October 16, 2023 Chase Thompson

My name is Chase Thompson (They/Them), and I am from Frederick, Maryland pursuing environmental stewardship at the IAA. I interned at the University of Delaware's Fresh To You vegetable farm as an assistant. While there, I harvested vegetables, pruned tomatoes, seeded beds, weeded, and composted old plants. My favorite part of the job was harvesting herbs as it was relaxing and allowed me to breathe in the herbs' aroma, but a close second activity was filling raised beds with fresh ground compost from a large pile using a small tractor.

During my time at the farm, many cool things happened, but the coolest was when a giant hawk landed and took off in front of me within 15 feet of me. To me, the most significant thing I did was seed beds for the next year, as that is an investment that will still be there when I am not at the farm, outliving my internship and proving to be helpful past my time. This is incredibly moving to me as there is now a part of me that will last at that farm, and help to feed more people through the community-supported agriculture program. The most upsetting part of the job was when insects would infest crops and we would have to be done with the crop for a while, such as when aphids infested our lettuce and we had to rip up the crop to let the beds recover before seeding again. Happenings like this taught me how to handle pests, like the time harlequin beetles infested our kale and we had to either squish them or pluck them off the leaves and drop them into buckets of soapy water, and spray soapy water on the kale.
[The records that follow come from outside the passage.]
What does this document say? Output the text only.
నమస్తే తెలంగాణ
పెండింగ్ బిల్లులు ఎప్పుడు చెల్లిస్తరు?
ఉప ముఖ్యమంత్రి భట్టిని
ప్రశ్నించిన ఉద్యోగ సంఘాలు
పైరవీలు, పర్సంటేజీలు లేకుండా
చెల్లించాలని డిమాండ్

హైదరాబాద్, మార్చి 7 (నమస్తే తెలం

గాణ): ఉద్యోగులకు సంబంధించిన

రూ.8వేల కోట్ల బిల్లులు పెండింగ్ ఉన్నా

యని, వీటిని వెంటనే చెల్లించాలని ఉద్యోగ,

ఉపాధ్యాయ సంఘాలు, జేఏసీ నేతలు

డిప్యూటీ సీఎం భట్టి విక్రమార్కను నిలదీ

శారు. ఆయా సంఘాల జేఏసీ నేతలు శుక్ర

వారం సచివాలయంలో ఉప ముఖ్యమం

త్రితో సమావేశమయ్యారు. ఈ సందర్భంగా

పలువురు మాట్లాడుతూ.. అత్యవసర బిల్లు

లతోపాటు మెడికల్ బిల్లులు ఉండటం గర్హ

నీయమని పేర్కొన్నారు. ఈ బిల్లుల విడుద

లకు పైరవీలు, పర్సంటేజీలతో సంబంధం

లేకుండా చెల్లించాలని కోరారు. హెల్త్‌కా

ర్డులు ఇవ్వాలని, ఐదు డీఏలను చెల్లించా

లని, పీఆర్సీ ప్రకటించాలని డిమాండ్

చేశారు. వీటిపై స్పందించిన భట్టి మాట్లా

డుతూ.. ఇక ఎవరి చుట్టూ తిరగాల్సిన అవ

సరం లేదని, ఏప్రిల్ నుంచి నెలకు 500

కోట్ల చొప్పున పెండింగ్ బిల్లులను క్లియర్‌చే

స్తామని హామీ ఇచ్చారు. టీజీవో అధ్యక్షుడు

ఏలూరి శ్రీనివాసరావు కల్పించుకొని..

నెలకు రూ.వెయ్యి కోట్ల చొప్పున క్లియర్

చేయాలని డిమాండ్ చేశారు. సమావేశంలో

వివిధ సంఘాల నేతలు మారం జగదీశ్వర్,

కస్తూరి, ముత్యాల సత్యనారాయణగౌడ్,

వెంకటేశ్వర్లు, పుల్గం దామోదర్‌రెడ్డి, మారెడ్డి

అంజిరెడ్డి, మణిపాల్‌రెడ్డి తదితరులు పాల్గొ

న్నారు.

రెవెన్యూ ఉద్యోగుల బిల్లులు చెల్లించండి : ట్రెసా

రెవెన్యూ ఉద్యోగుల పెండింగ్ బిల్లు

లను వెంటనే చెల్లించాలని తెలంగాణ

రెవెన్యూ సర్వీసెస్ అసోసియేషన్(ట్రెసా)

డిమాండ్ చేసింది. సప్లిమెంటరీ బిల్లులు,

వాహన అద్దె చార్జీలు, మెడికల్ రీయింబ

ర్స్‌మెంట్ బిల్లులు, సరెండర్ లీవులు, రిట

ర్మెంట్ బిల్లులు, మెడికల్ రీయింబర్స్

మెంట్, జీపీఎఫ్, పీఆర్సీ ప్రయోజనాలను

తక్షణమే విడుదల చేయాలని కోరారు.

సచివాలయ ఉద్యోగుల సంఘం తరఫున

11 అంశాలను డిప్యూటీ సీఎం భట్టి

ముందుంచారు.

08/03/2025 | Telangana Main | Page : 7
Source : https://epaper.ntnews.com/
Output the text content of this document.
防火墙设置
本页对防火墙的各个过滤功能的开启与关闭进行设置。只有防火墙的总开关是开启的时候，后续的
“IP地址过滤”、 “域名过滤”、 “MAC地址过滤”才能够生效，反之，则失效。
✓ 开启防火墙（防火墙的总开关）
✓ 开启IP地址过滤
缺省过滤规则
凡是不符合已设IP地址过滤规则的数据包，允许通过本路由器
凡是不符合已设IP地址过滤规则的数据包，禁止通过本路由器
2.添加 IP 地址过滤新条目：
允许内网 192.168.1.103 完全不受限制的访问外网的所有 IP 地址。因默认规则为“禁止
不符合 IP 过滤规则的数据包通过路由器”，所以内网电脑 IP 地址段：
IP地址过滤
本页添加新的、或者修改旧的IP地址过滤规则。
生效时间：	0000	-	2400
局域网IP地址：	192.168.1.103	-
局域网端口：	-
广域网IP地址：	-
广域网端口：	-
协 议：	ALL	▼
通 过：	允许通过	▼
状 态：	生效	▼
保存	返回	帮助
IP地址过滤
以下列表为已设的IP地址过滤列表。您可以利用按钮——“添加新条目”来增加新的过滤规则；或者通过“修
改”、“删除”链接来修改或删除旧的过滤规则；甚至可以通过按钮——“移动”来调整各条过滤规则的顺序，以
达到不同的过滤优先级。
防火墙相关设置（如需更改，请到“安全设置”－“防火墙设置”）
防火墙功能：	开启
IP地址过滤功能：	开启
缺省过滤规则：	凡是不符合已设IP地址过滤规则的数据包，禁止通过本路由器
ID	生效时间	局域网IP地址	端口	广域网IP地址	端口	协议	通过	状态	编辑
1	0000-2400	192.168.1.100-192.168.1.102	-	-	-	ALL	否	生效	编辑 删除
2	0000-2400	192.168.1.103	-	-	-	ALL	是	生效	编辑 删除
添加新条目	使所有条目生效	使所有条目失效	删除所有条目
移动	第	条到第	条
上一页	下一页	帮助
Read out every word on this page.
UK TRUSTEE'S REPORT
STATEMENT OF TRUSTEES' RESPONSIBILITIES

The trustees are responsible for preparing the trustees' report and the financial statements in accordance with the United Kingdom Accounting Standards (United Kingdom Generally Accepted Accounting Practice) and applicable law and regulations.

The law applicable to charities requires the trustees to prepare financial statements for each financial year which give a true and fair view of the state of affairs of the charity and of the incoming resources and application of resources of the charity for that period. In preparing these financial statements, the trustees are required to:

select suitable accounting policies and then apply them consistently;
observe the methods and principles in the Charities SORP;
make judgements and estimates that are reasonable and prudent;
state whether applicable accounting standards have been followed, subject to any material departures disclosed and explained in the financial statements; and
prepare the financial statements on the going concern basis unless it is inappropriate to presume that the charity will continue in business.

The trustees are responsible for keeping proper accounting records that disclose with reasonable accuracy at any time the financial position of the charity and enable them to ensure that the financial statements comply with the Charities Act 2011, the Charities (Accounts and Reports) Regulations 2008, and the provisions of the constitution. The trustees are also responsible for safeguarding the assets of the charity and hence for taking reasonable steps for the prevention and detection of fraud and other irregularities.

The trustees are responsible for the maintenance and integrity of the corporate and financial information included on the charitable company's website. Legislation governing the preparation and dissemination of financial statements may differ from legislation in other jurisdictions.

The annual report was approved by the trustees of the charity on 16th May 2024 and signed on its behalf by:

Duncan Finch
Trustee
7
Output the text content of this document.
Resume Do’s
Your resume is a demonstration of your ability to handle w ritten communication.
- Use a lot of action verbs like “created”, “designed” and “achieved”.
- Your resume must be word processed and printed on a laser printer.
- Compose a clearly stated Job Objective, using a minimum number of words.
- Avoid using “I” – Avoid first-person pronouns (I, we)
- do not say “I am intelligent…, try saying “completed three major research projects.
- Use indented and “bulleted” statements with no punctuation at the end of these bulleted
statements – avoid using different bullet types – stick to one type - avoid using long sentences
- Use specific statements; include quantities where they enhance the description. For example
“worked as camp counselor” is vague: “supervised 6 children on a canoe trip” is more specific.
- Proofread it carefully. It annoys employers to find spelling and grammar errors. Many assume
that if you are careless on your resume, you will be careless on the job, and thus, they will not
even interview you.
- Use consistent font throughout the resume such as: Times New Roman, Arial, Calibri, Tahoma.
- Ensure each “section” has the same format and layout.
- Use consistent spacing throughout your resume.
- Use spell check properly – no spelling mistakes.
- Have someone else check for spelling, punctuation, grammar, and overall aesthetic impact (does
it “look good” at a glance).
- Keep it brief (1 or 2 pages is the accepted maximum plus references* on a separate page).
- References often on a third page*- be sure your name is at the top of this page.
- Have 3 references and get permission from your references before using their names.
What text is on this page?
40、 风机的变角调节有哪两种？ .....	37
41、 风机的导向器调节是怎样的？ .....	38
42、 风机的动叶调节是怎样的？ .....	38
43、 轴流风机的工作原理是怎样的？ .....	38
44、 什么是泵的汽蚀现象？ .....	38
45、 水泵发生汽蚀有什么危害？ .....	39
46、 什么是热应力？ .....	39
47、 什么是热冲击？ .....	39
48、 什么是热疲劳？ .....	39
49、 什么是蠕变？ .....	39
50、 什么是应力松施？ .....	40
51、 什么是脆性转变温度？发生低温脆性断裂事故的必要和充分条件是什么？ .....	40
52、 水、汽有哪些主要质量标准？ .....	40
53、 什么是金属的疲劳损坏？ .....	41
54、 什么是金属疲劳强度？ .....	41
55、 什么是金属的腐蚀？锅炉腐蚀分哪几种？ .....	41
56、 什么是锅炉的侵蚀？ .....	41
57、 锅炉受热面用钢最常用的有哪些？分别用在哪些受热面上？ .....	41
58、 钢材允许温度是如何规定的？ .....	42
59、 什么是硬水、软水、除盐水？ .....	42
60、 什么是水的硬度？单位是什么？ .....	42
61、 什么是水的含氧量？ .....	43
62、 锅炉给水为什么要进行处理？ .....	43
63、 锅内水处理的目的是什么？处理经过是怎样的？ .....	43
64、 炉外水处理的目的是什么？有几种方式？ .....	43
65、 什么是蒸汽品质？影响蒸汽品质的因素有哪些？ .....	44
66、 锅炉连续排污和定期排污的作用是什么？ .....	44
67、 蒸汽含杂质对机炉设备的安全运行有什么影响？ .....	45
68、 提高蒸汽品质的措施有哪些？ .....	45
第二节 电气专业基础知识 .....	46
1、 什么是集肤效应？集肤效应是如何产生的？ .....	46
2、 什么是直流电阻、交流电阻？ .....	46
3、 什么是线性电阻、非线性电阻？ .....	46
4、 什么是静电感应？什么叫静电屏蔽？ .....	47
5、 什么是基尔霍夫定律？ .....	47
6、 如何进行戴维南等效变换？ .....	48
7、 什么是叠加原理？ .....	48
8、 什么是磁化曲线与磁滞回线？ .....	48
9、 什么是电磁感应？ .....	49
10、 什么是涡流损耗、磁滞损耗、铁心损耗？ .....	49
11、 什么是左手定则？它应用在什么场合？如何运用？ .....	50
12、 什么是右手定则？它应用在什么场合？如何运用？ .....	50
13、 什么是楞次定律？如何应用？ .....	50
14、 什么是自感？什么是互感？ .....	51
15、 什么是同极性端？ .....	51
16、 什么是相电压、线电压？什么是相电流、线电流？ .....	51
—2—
This internship has made me want to pursue a hands-on career with lots of instruction from a supervisor, or a management position career where I get to make the calls on what to do surrounding both small and large decisions. During my internship, I was also asked by the university to do research on anything of interest to me, so I chose plant pigments. I researched and created plant pigments during my time at the university, even turning them into watercolors and presenting them to other students and faculty during the university's research symposium. Toward the end of my internship, I was also able to attend the Delaware State Fair with the rest of my program and hand out flash drives with all of our combined research on them. All of these different experiences shaped me in ways that I didn’t know they could, showing me the inner workings of small farms and research, and I am ecstatic to continue my career in agriculture.